9. Having Good Credit
- Perhaps the best way to explain what a credit score is to a teenager, is to compare it to a report card.
- Like a report card, a credit score indicates how an individual has handled his or her finances in the past and is a good indicator on how they will be handled in the future.
- So, if someone has not paid on his or her debts or is continually late in making payments, then this would be reflected with a low credit score.
- Conversely, individuals who make timely payments and make good on their financial obligations are rewarded with a good credit score.
- And, having a good credit score not only means being approved for loans and additional credit, but also paying a lower interest rate on what is borrowed than an individual who has a low credit score.
- So, it’s a win-win – winning because creditors want to lend you money and more winning because you will pay less on what you borrow!
10. Setting Financial Goals
- Financial goals are just like any other type of goal – you gotta have a plan to make them happen.
- Let’s face it, saving money and achieving financial goals takes conscious effort – it doesn’t just happen!

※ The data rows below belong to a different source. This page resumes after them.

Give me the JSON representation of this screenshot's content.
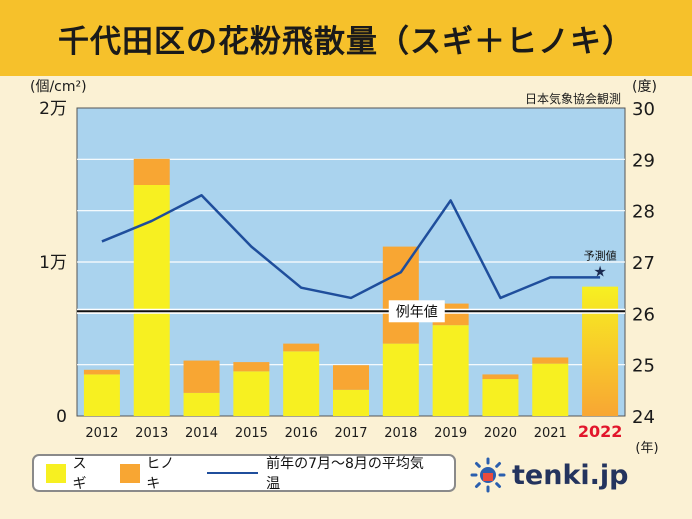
{
  "title": "千代田区の花粉飛散量（スギ＋ヒノキ）",
  "source": "日本気象協会観測",
  "chart_data": {
    "type": "bar",
    "categories": [
      "2012",
      "2013",
      "2014",
      "2015",
      "2016",
      "2017",
      "2018",
      "2019",
      "2020",
      "2021",
      "2022"
    ],
    "series": [
      {
        "name": "スギ",
        "values": [
          2700,
          15000,
          1500,
          2900,
          4200,
          1700,
          4700,
          5900,
          2400,
          3400,
          6800
        ]
      },
      {
        "name": "ヒノキ",
        "values": [
          300,
          1700,
          2100,
          600,
          500,
          1600,
          6300,
          1400,
          300,
          400,
          1600
        ]
      }
    ],
    "line_series": {
      "name": "前年の7月〜8月の平均気温",
      "values": [
        27.4,
        27.8,
        28.3,
        27.3,
        26.5,
        26.3,
        26.8,
        28.2,
        26.3,
        26.7,
        26.7
      ],
      "axis": "right"
    },
    "average_line": {
      "label": "例年値",
      "value": 6800
    },
    "annotation": {
      "label": "予測値",
      "category": "2022",
      "marker": "star"
    },
    "highlight_category": "2022",
    "highlight_color": "#e2162b",
    "left_axis": {
      "unit": "(個/cm²)",
      "ticks": [
        0,
        10000,
        20000
      ],
      "tick_labels": [
        "0",
        "1万",
        "2万"
      ],
      "ylim": [
        0,
        20000
      ]
    },
    "right_axis": {
      "unit": "(度)",
      "ticks": [
        24,
        25,
        26,
        27,
        28,
        29,
        30
      ],
      "ylim": [
        24,
        30
      ]
    },
    "x_unit": "(年)",
    "colors": {
      "sugi": "#f7f021",
      "hinoki": "#f8a633",
      "line": "#1f4e9c",
      "plot_bg": "#aad3ee",
      "title_bg": "#f6c12b"
    }
  },
  "legend": {
    "sugi": "スギ",
    "hinoki": "ヒノキ",
    "line": "前年の7月〜8月の平均気温"
  },
  "logo": {
    "text": "tenki.jp",
    "icon": "tenki-sun-icon"
  }
}
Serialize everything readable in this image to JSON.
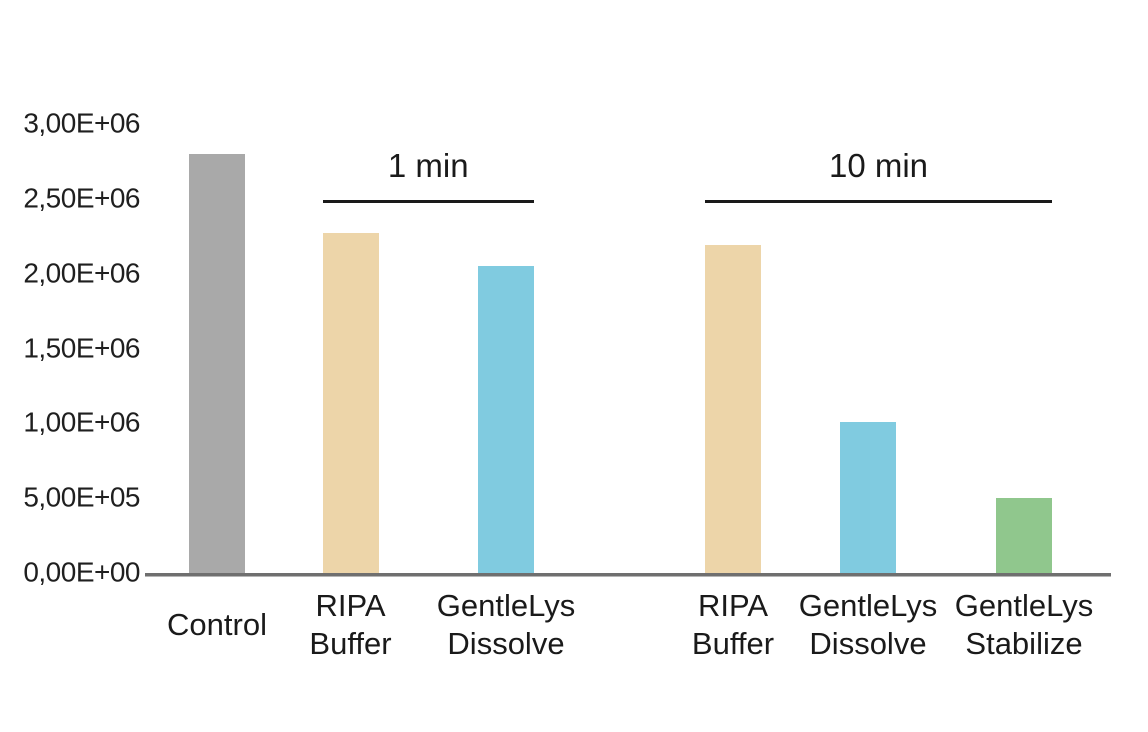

- When doing so, however, here are a few things your teenager should know:
- Can’t Do Everything at Once – It is important your teen understands in order to achieve a large goal, smaller ones must be achieved along the way. So, they need to start with a specific goal that is measurable and achievable.Add to It – Once an initial goal is met, add to it.
Research has shown the main way teenagers learn to handle their finances stems from what they learn from their parents/guardians. Simply stated, teens follow what they see. So, as you teach your teenager the correct way to handle his or her finances be sure to pay close attention – you may just be helping yourself!